1966 Mag: Build NE-2 Neon Bulb Computer - scan available
Chuck Guzis
cclist at sydex.com
Sat Jul 28 12:07:55 CDT 2007
On 28 Jul 2007 at 10:44, William Donzelli wrote:
> Limiting inrush is useless for nearly every tube made, as the
> filaments are made to deal with it anyway. The only tubes I know of
> that required some sort of inrush protection were a few of the very
> large transmitting types from the 1940s - the kind whose filament
> current ratings are in the hundreds of Amps. Some of them even had
> specific power up and power down sequences. With some of the huge
> tubes later on, there was inrush protection, but that was to protect
> the transformer, not the tube.
Surgistors were very popular in the 50's as either an add-on for TV
receivers or as part of the original chassis.

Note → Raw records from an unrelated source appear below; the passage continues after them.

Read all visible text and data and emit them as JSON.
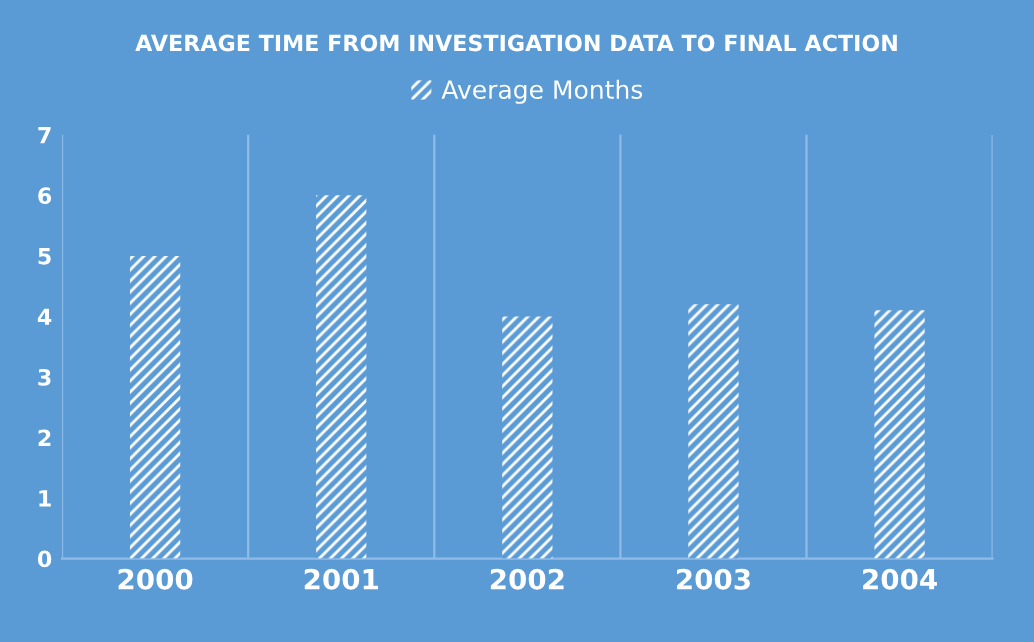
{
  "chart_data": {
    "type": "bar",
    "title": "AVERAGE TIME FROM INVESTIGATION DATA TO FINAL ACTION",
    "categories": [
      "2000",
      "2001",
      "2002",
      "2003",
      "2004"
    ],
    "series": [
      {
        "name": "Average Months",
        "color": "#ffffff",
        "values": [
          5,
          6,
          4,
          4.2,
          4.1
        ]
      }
    ],
    "ylim": [
      0,
      7
    ],
    "yticks": [
      0,
      1,
      2,
      3,
      4,
      5,
      6,
      7
    ],
    "grid": "x",
    "legend": "top"
  }
}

> As far as I know, computers did not use mercury vapor rectifiers. In
> all the ones I have seen, or seen documents for, the rectifiers have
> been gas types. When I was recently poking my nose into Pierce's 709
> power unit (7mumblefoo?), I saw that IBM used C16J thyratrons - a
> whole flock of them. Which probably makes that power unit the most
> costly piece to retube these days.
I don't know about the 1600 volt supply for the Univac Solid State
machines for the clock output stage. That might be a possibility,
but I can't find a reference. Weren't some mercury vapor thyratrons
used to drive some printer and punch coils in the early systems?